Pessoas que perderam seus parentes para a Covid votaram em indivíduos que não davam a mínima para a epidemia mortífera, como Jair Bolsonaro. Também votaram em Jair Bolsonaro tantas pessoas que padeceram na grande miséria de 2021, a maior em décadas, pois haviam perdido o auxílio emergencial, cortado ainda durante o desastre epidêmico. Temos visto muito surto de servidão voluntária, por assim dizer, piorado pelas redes insociáveis.
Assim, é temerário dizer que americanos vão se revoltar quando sentirem os efeitos da guerra comercial de Donald Trump. Quem sabe se invente um meme de dourar pílula ou um veneno algorítmico ou uma alquimia virtual capaz de transformar sofrimento em ouro. No caso do governo de Joe Biden, a possibilidade de vitória do Partido Democrata foi para o vinagre muito também porque os salários perderam a corrida da inflação por quase três anos. Desta vez vai ser diferente?

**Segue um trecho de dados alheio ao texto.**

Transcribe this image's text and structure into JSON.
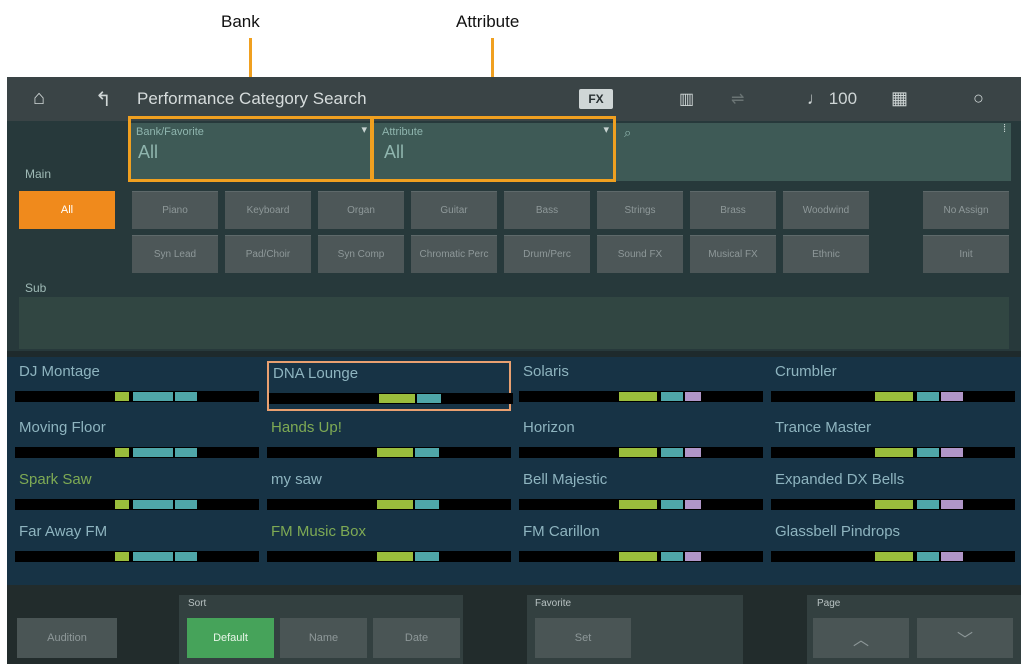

Para começar, 62% das famílias americanas têm ações de empresas, de modo direto ou por meio de algum tipo de fundo ou conta de aposentadoria. Os dados são de pesquisa Gallup de 2024. Na pesquisa mais recente do Fed, o Banco Central americano, de 2022, 58% das famílias teriam recursos aplicados em ações.
Antes da reviravolta de quarta, os principais índices de preços de ações americanas haviam baixado cerca de 20% em relação ao pico recente ou estavam mais ou menos no mesmo nível de 12 meses antes. Ainda não seria um desastre, mas o ganho gordo e talvez exagerado de 2024 para 2025 desapareceu. Algum sentimento de perda houve, o que influencia o consumo.
O efeito da guerra comercial ainda não elevou preços —ao contrário. A inflação foi menor do que a esperada em março. Segundo entendidos, os consumidores compraram menos passagens de avião, combustíveis e foram menos a restaurantes. As companhias aéreas foram as primeiras a alertar para o risco de resultados ruins adiante. Há indícios de que os americanos estão em média com medo de gastar; os índices de confiança do consumidor desabam.
Há sinais dispersos, “evidências anedóticas”, de que canadenses cancelam viagens para os Estados Unidos. O governo chinês tenta induzir seus cidadãos a não viajar para o país ora sob Trump.
Carros ficarão mais caros —ou já ficaram. Comidas também, como tantas que chegam do México. Os americanos compravam cerca de US$ 450 bilhões de produtos chineses, por ano. Agora, os impostos de importação tornaram impossível o comércio entre Estados Unidos e China. Ou os americanos vão pagar mais caro, ou vão comprar produtos e insumos piores ou não conseguirão produzir e vender, talvez exportar, por causa de preço e qualidade pior.
Alguma inflação haverá. Pessoas perderão empregos. Nesses danos, não estão incluídos possíveis efeitos daninhos de outras políticas econômicas de Trump. Não se sabe o tamanho do estrago da caça aos imigrantes. Trump ainda não deu sinal de como vai conter o déficit do governo. Ao contrário: por ora tem uma fantasia de arrecadação e um plano de cobrar menos impostos de ricos.
No final do ano que vem, haverá eleição parlamentar nos EUA. Logo, é possível que Trump perca suas maiorias mínimas no Congresso. Não vai haver reparo nos danos permanentes que terá causado a seu país e ao planeta. Mas seria um sinal para aventureiros cafajestes, autoritários e ignorantes do mundo.